06h30
Linda est encore assise à son bureau dans la bibliothèque. Elle écrit avec calme, tandis que son regard me laisse voir cela.
/Tu es un petit insecte, allongé sur trois centimètres, et les scientifiques t’appellent, furimia. Mais c’est tellement plus facile, quand on dit furimi. Même si tu scintilles, ton exosquelette brille aussi noir que tes yeux. Avec tes huit pattes, dans nos champs et villages, proche de la surface, c’est là que tu vis, toujours en colonie. Comme une seule entité, sans meneur direct, tu te déplaces à la recherche de proies. Avec ta paire pointue de petites aiguilles fines, produisant un poison de brillante couleur bleue. Tu chasses les insectes nuisibles pour nous, qui sont une nourriture pour toi. Enfin, à cela s’ajoute que, même à forte dose, et bien qu’il provoque des plaques très irritantes, chez nous, il n’est pas mortel. Ton site de reproduction, les femelles l’établissent, tandis que les mâles, eux, s’occupent de l’éclosion, en ingérant les œufs juste après la ponte pour faire fondre l’enveloppe des larves. Et avant que je n’oublie, il faut que j’ajoute que de toi je me méfie./
La furimi reste très utile sur le plan écologique et cela me rappelle l’une des phrases de Mirina.

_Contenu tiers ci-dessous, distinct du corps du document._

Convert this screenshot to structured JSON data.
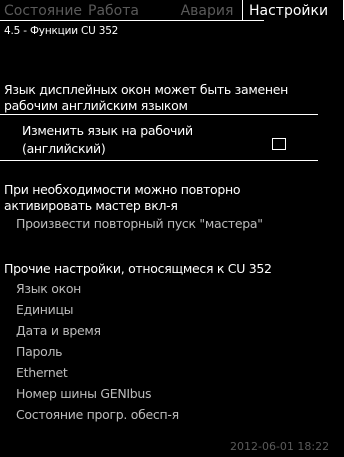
{
  "tabs": [
    {
      "label": "Состояние",
      "active": false
    },
    {
      "label": "Работа",
      "active": false
    },
    {
      "label": "Авария",
      "active": false
    },
    {
      "label": "Настройки",
      "active": true
    }
  ],
  "breadcrumb": "4.5 - Функции CU 352",
  "language_notice": {
    "line1": "Язык дисплейных окон может быть заменен",
    "line2": "рабочим английским языком"
  },
  "change_language": {
    "line1": "Изменить язык на рабочий",
    "line2": "(английский)",
    "checked": false
  },
  "wizard": {
    "line1": "При необходимости можно повторно",
    "line2": "активировать мастер вкл-я",
    "action": "Произвести повторный пуск \"мастера\""
  },
  "other_settings": {
    "heading": "Прочие настройки, относящмеся к CU 352",
    "items": [
      "Язык окон",
      "Единицы",
      "Дата и время",
      "Пароль",
      "Ethernet",
      "Номер шины GENIbus",
      "Состояние прогр. обесп-я"
    ]
  },
  "status": {
    "timestamp": "2012-06-01 18:22"
  }
}
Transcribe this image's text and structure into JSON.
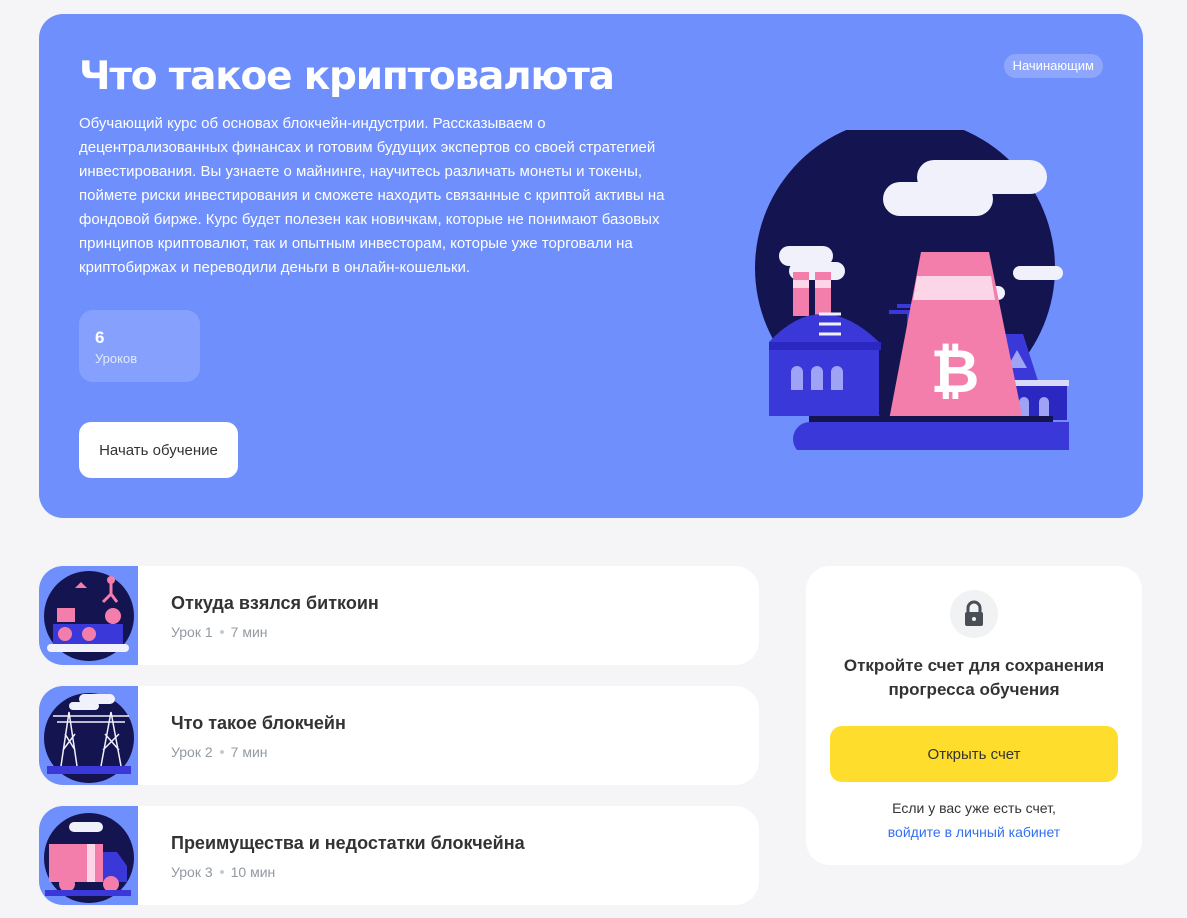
{
  "hero": {
    "title": "Что такое криптовалюта",
    "level_badge": "Начинающим",
    "description": "Обучающий курс об основах блокчейн-индустрии. Рассказываем о децентрализованных финансах и готовим будущих экспертов со своей стратегией инвестирования. Вы узнаете о майнинге, научитесь различать монеты и токены, поймете риски инвестирования и сможете находить связанные с криптой активы на фондовой бирже. Курс будет полезен как новичкам, которые не понимают базовых принципов криптовалют, так и опытным инвесторам, которые уже торговали на криптобиржах и переводили деньги в онлайн-кошельки.",
    "stat_count": "6",
    "stat_label": "Уроков",
    "start_button": "Начать обучение",
    "art_icon": "crypto-factory-illustration"
  },
  "lessons": [
    {
      "title": "Откуда взялся биткоин",
      "lesson": "Урок 1",
      "duration": "7 мин",
      "icon": "bitcoin-conveyor-illustration"
    },
    {
      "title": "Что такое блокчейн",
      "lesson": "Урок 2",
      "duration": "7 мин",
      "icon": "power-towers-illustration"
    },
    {
      "title": "Преимущества и недостатки блокчейна",
      "lesson": "Урок 3",
      "duration": "10 мин",
      "icon": "bitcoin-truck-illustration"
    }
  ],
  "sidebar": {
    "title": "Откройте счет для сохранения прогресса обучения",
    "open_button": "Открыть счет",
    "note": "Если у вас уже есть счет,",
    "login_link": "войдите в личный кабинет",
    "lock_icon": "lock-icon"
  },
  "colors": {
    "hero_bg": "#6f8ffd",
    "accent_yellow": "#ffdd2d",
    "link_blue": "#336fee",
    "illustration_navy": "#141451",
    "illustration_pink": "#f47eab",
    "illustration_indigo": "#3a38d8"
  }
}
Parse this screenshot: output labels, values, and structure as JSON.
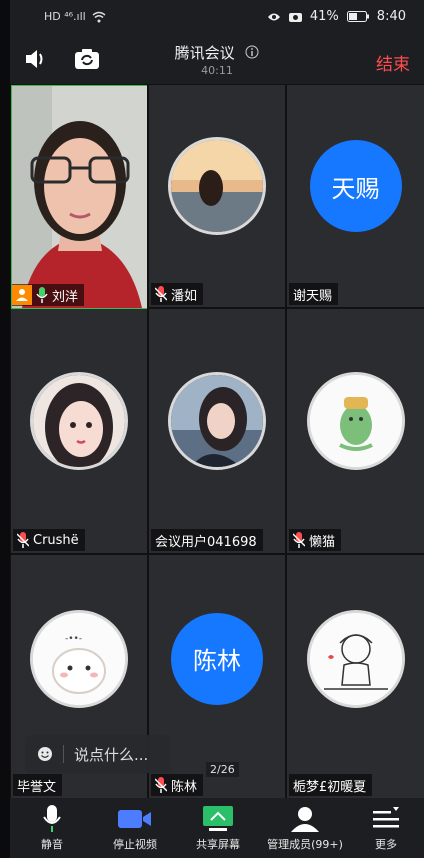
{
  "status": {
    "left": "HD ⁴⁶.ıll",
    "battery": "41%",
    "time": "8:40"
  },
  "meeting": {
    "title": "腾讯会议",
    "duration": "40:11",
    "end_label": "结束"
  },
  "participants": [
    {
      "name": "刘洋",
      "type": "video"
    },
    {
      "name": "潘如",
      "type": "photo"
    },
    {
      "name": "谢天赐",
      "type": "initials",
      "initials": "天赐"
    },
    {
      "name": "Crushë",
      "type": "photo"
    },
    {
      "name": "会议用户041698",
      "type": "photo"
    },
    {
      "name": "懒猫",
      "type": "photo"
    },
    {
      "name": "毕誉文",
      "type": "photo"
    },
    {
      "name": "陈林",
      "type": "initials",
      "initials": "陈林"
    },
    {
      "name": "栀梦£初暖夏",
      "type": "photo"
    }
  ],
  "chat": {
    "placeholder": "说点什么..."
  },
  "pagination": "2/26",
  "toolbar": {
    "mute": "静音",
    "stop_video": "停止视频",
    "share_screen": "共享屏幕",
    "manage_members": "管理成员(99+)",
    "more": "更多"
  },
  "colors": {
    "accent_blue": "#1677ff",
    "end_red": "#ff4d4f",
    "mic_red": "#ff4d4f",
    "share_green": "#2bbf6a",
    "video_blue": "#4e7cff"
  }
}
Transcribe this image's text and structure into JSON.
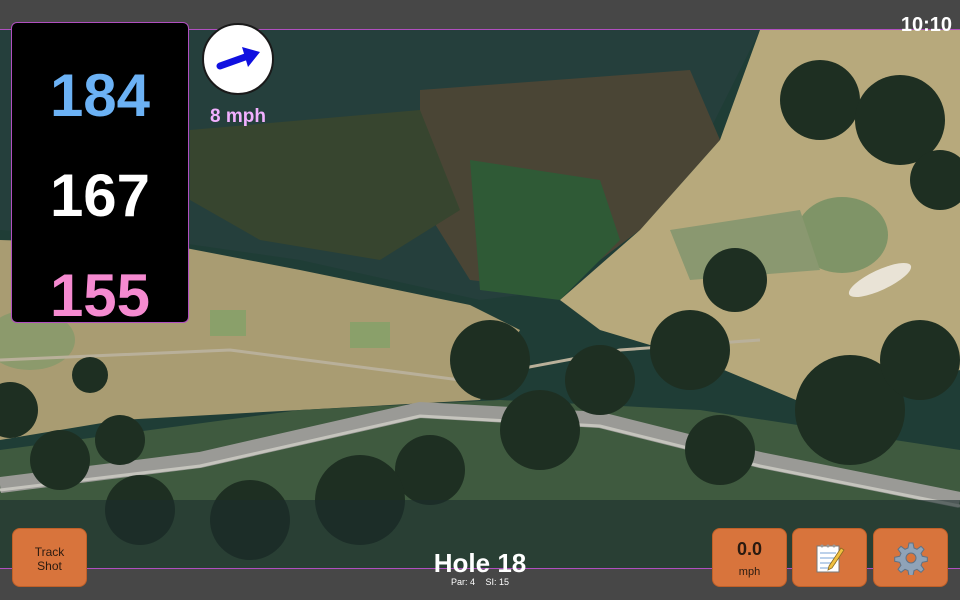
{
  "status": {
    "time": "10:10"
  },
  "distances": {
    "back": "184",
    "middle": "167",
    "front": "155"
  },
  "wind": {
    "speed": "8 mph",
    "direction_icon": "wind-arrow-icon"
  },
  "hole": {
    "title": "Hole 18",
    "par": "Par: 4",
    "stroke_index": "SI: 15"
  },
  "buttons": {
    "track_shot": [
      "Track",
      "Shot"
    ],
    "speed_value": "0.0",
    "speed_unit": "mph",
    "notes_icon": "notepad-icon",
    "settings_icon": "gear-icon"
  },
  "colors": {
    "accent_border": "#b04fc0",
    "back_distance": "#6cb2f5",
    "middle_distance": "#ffffff",
    "front_distance": "#f58ad0",
    "button": "#d8743c",
    "wind_text": "#f2b0ff"
  }
}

La nature est une condition innegociable pour notre survie, quelle que soit notre technologie.
(Quand j’ai vu passer Murad, sa main était vraiment enflée et il avait l’air de souffrir.)
Linda observe la pièce pendant que ses pensées continuent. Son regard fixe les nombreuses étagères déjà pleines qui couvrent les murs de la bibliothèque.
(J’aimerais faire entrer de nouveaux livres, mais il va me falloir des étagères plus hautes.)
Elle réfléchit avec calme.
(Serge pourrait sûrement en fabriquer, mais il me faut de quoi le payer.)
Les sens de Linda laissent place à ceux de Paul.
*** *** ***
Il aide Murad à soulever une large dalle plate en pierre de la charrette. La route principale qui mène au moulin sur la colline, est vieillissante.
(Je me demande pourquoi Murad a toujours eu la peau foncée.)
Visiblement, il ne sait pas que Murad est seulement son demi-frère.
« Ok, Paul ! Prêt ? »
Les sens de Murad prennent le relais sur mes perceptions.
*** *** ***
Il observe le regard bleu de Paul avec attention, tandis que ce dernier pense encore.
(Mes cheveux me cachent un peu la vue, j'irai voir Annie dans l'après-midi.)
Tous deux portent la dalle, dont le poids est imposant.
« On pose à trois, Murad ! »
Les pensées de Murad s’expriment malgré la charge soutenue qu’il porte.
(On dirait que Paul supporte bien le poids maintenant qu’il s’est musclé.)
« Un, deux… Trois ! »
Les sens de Paul reprennent le relais.
*** *** ***
Il observe le moulin rustique situé en haut de la colline, tout en respirant fortement.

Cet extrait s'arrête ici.